Ia menganalisis, sepanjang ini wacana KKR mengarah pada semangat amnesti. Komisi serupa di Afrika Selatan kerap menjadi contoh dengan melupakan fakta bahwa di Afsel pun pelanggaran HAM berat tetap diproses pengadilan.
KKR sebenarnya tidak pas untuk menyelesaikan pelanggaran HAM berat seperti kejahatan terhadap kemanusiaan dan perang. ”Afsel itu contoh kasus yang buruk, tapi itu pun ada pengadilannya,” kata Bhatara.
Hal senada dikatakan Direktur Eksekutif Setara Institute Ismail Hasani. Sebaiknya yang dilakukan pemerintah saat ini adalah mencari fakta.
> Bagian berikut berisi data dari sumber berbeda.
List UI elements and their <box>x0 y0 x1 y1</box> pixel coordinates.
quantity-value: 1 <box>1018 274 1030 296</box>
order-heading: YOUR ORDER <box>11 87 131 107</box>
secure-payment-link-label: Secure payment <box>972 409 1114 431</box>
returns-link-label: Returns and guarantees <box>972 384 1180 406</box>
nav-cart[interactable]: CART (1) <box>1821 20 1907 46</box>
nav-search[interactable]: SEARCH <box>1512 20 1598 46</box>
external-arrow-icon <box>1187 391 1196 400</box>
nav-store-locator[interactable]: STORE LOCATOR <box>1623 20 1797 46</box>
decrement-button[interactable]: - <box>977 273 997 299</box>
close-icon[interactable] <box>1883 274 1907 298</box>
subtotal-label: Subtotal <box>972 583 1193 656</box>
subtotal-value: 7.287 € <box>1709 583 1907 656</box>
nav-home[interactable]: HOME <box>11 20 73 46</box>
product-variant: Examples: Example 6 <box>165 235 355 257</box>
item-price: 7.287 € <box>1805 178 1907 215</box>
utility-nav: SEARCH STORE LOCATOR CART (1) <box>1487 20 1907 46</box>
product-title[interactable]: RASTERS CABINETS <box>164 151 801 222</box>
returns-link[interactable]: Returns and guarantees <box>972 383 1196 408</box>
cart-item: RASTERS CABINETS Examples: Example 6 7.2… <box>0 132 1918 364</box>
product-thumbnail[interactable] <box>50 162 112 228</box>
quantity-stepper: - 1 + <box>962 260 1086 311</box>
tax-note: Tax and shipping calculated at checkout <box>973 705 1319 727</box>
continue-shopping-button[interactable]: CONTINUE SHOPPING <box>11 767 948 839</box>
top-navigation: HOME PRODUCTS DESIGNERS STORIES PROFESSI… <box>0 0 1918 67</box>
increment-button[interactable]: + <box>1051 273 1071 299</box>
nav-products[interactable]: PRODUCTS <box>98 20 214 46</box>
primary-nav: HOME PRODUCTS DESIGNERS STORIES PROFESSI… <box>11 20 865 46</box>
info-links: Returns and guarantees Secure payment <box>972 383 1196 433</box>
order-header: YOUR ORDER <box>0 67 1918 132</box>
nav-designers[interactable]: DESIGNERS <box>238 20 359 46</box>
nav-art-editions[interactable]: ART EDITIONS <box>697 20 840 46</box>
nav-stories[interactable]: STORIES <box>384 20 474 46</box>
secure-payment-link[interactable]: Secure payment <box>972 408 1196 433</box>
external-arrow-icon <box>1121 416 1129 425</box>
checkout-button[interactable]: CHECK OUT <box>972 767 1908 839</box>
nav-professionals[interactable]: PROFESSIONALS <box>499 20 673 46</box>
Pembentukan KKR seharusnya mengedepankan konsep kebenaran, bukan rekonsiliasi. Pasalnya, pembentukan KKR sebelumnya pernah gagal lantaran kehilangan esensi kebenaran dan keadilan.
”Intinya adalah mencari fakta dulu, siapa yang bersalah, bersalahnya seperti apa. Baru dari situ ada langkah selanjutnya,” katanya.
Bhatara menyambut keberadaan KKR karena di sisi lain bisa membuka ruang penyelidikan untuk kejaksaan. Menuru dia, fakta-fakta yang terungkap dalam KKR bisa digunakan untuk proses hukum dalam pengadilan HAM.
Bhatara mengatakan, konteks politik hari ini, yakni ada beberapa terduga pelanggar HAM berat di masa lalu yang duduk di pemerintahan. Oleh karena itu, jangan sampai KKR diadakan hanya untuk memperbaiki pelanggaran HAM yang pernah terjadi.
”Yang penting bagaimana keadilan untuk korban. Jangan sampai seperti UU KKR yang sebelumnya mengatakan kompensasi terhadap keluarga korban akan diberikan kalau ada amnesti. Jadi, KKR harus dilepaskan dari kepentingan politik sesaat,” katanya.